All images, podcasts, and other uploaded assets are going to be stored in S3 as the source of truth. We are looking into adding in support manipulating these assets (resizing and optimizing) without using a third party service and caching them in Openresty. Once we have that sorted out I am sure you will see a post with the details.
But wait... there is more!
Oh yea, the server is also running Sidekiq with two workers for background job processing, Redis and Elasticsearch too. We could split Redis and Elasticsearch services out onto AWS managed services and move Sidekiq to it's own EC2 instance, but that costs more money and who likes spending more money?
The FSS also has local PostgreSQL 11 service turned off if we wanted to forgo using AWS RDS for the database, but we don't want to lose data if something goes wrong. For all intents and purposes we are designing the FSS so you could run everything on one server if you wanted. Let's call that Forem in a Box. Everything you need to run your own community. I wouldn't do that for a community you really care about just yet though.
Gluing it all together
All of the AWS infrastructure above is managed with Terraform and some Ansible. Almost all of the server configuration is done with Ignition and systemd unit files.
Things that are totally broken or missing right now
To cherry pick some of my cards on my project board. Here is a taste of the things that need work:
- Deployments are manual, clunky, and prone to downtime.
- Initial server provisioning is error prone and not a "push button receive new Forem" experience without some babysitting.
- Logging is less than idea for running many Forems at scale. It doesn't use any FOSS as it uses a third party service that is IMO is very expensive.
- Monitoring is not a thing outside of "uhhhhh I think forem.dev is down" being posted on our Slack.
- No FOSS backup solution outside of paying AWS for S3 storage and RDS backups.

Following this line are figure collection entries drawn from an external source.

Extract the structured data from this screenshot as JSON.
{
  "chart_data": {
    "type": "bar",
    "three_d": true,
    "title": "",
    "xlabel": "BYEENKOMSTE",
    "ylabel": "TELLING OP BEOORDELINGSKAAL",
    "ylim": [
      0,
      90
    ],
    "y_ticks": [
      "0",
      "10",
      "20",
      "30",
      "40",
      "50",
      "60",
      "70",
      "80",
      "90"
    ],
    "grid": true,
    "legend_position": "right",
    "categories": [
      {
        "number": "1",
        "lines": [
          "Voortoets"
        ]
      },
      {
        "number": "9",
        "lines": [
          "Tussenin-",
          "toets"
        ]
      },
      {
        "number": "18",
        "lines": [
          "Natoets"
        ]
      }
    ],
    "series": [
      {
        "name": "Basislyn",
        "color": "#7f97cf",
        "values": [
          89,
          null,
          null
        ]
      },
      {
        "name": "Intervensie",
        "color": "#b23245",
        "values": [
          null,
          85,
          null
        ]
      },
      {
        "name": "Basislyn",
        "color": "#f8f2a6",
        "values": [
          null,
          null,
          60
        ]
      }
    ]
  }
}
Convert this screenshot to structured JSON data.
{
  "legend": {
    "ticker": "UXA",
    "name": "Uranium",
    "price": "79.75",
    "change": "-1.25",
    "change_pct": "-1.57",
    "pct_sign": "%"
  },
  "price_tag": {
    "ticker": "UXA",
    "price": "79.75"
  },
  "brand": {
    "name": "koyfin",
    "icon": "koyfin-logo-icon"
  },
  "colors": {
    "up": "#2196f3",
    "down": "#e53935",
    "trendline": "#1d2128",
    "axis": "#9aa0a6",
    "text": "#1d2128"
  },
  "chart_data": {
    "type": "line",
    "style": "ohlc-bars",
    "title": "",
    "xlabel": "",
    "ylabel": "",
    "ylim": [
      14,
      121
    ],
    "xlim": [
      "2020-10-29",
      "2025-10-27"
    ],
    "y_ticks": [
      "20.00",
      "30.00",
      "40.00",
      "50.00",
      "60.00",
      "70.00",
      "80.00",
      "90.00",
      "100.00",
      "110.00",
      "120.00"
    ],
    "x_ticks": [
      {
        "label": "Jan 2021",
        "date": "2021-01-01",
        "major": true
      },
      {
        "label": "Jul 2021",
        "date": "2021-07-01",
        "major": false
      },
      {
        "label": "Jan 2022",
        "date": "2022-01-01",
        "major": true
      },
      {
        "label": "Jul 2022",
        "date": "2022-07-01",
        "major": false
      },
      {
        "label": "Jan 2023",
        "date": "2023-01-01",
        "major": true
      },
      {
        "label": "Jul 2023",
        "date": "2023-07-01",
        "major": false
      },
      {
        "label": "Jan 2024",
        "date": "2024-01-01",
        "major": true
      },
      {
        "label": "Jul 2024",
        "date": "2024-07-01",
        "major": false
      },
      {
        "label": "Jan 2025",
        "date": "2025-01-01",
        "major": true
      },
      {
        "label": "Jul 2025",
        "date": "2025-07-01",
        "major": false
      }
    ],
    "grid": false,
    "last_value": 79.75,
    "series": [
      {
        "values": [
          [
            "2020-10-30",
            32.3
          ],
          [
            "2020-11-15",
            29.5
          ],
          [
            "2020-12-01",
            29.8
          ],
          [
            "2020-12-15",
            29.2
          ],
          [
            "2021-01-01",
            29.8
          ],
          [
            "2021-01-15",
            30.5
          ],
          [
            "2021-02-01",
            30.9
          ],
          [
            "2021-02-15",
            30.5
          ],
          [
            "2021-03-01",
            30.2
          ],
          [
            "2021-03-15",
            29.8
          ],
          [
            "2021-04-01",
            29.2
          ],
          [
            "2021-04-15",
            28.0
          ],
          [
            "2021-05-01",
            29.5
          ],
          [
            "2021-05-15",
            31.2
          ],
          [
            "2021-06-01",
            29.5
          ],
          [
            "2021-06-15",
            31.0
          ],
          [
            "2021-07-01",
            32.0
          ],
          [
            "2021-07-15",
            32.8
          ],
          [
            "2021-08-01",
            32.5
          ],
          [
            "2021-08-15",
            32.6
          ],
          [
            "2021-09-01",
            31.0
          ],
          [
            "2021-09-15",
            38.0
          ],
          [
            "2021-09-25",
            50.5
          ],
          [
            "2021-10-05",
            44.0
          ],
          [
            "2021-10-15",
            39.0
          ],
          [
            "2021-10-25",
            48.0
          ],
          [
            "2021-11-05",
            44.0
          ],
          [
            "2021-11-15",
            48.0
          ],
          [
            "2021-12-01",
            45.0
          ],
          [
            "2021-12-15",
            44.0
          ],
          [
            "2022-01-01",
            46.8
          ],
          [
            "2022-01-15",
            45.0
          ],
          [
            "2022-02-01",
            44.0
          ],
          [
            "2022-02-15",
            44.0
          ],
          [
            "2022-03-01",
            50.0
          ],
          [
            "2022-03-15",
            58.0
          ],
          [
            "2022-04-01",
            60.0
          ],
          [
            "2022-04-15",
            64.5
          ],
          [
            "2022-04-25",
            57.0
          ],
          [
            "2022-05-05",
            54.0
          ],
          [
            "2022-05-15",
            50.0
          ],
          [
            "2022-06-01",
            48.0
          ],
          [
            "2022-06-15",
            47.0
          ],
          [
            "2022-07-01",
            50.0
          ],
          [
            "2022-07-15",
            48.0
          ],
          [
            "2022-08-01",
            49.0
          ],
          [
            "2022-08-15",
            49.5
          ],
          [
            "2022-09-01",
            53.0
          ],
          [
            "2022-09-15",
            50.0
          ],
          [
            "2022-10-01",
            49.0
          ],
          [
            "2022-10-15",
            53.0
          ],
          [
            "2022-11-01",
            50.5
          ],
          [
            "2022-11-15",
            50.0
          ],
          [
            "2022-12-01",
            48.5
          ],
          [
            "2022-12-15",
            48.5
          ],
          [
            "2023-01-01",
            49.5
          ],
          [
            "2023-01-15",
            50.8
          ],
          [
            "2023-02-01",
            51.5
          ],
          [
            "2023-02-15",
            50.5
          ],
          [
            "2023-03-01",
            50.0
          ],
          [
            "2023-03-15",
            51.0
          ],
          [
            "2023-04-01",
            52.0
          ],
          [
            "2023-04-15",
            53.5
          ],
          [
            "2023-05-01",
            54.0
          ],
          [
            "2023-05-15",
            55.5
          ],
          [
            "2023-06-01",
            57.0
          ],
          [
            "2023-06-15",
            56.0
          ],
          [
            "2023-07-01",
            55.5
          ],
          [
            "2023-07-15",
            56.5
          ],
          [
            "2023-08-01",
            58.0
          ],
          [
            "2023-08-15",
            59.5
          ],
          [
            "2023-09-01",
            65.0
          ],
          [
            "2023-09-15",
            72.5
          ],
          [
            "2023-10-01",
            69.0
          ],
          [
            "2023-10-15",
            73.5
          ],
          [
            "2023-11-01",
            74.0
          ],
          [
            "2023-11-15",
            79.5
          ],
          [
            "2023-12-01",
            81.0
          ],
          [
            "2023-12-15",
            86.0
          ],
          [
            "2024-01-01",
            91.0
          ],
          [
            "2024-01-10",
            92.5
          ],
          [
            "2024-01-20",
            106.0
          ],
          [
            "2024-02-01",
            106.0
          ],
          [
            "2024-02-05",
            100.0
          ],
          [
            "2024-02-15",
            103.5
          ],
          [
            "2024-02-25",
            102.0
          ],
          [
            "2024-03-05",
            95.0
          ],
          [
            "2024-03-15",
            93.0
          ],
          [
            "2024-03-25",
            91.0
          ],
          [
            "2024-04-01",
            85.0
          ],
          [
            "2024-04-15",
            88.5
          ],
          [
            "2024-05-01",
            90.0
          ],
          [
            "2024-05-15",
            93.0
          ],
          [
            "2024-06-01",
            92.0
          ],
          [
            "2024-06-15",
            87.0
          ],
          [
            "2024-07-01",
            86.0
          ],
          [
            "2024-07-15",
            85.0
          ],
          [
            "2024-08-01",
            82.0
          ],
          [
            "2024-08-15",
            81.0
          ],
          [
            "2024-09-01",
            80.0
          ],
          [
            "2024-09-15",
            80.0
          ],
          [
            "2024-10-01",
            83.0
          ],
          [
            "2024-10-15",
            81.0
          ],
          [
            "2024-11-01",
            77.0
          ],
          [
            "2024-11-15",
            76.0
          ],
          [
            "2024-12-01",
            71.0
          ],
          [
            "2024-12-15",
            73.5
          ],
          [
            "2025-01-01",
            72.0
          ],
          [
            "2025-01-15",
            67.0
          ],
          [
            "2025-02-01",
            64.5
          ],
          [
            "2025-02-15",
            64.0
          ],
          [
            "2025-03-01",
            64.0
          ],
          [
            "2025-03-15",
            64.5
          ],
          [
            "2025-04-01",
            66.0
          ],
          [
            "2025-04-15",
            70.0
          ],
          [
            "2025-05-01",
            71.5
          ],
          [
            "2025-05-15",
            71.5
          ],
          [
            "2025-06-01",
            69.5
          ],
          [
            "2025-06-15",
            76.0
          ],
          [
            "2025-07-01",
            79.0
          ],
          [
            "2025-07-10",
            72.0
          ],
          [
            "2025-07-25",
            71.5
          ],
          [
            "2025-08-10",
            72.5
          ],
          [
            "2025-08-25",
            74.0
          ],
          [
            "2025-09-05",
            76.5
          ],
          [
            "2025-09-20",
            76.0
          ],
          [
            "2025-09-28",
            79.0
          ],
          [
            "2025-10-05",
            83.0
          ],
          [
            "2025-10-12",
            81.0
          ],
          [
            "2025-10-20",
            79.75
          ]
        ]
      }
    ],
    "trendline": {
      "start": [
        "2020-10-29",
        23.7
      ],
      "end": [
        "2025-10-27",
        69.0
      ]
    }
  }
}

- Caching and image processing is a work in progress and it should be sorted out soon.
This is all OK for now. We are going to make it better and you can follow along on the #systems tag. I will do my best to post updates as I ~break~ improve things.
Top comments (10)
I have a question: why do we need two proxy servers? Could we do everything only with Traefik or only with Openresty?
β€οΈ the local PostgreSQL is an awesome touch! I just had this idea: it could be a local read only replica of the AWS DB if the network is fast enough. Does that make sense?
I sense Hooli and Silicon Valley vibes here :D
I feel like I've been called out here :P
The short answer is that Traefik doesn't have a mature caching solution. They just added caching support six days ago and it doesn't support cache purging.
We could make Nginx do TLS termination, http to https redirection and security headers easily but that means managing the Let's Encrypt certs with something like certbot. Traefik handles the Let's Encrypt cert lifecycle pretty well and it was pretty easy to configure.
A bigger picture answer is I want the FSS to be flexible with each component in the stack. If we were running N number of Forems in a SaaS like setup, it would be ideal to pull Traefik and Nginx (or HAProxy, Varnish or Envoy) off of the FSS and run them as their own cluster above each Forem deployment.
As for a read only PostgreSQL replica... I don't have the mental fortitude for that kind of yak shave just yet. ;)
ahaha that's definitely for the future future. We can make PostgreSQL do magic things with foreign data wrappers
Holy smokes! I was wondering how this would all play out, so for Forem's like mine, no need for Fastly, Cloudinary plus other external services?
Yep! The idea is we want to make Forem run on FOSS as a first class experience and allow for external third party services if needed. Fastly and Cloudinary are fantastic services but not every Forem needs them. Also, not every Forem operator can afford them.
Ooo great so we will be getting documentation on how to spin this up or is it for Forem Cloud?
When it is ready we will open source the FSS and have all the documentation to go with it.
I will be waiting for that day and the sooner the lighter I become π
jdoss++ for not being silly, sending it
Another beer. Another server. Still gonna send it.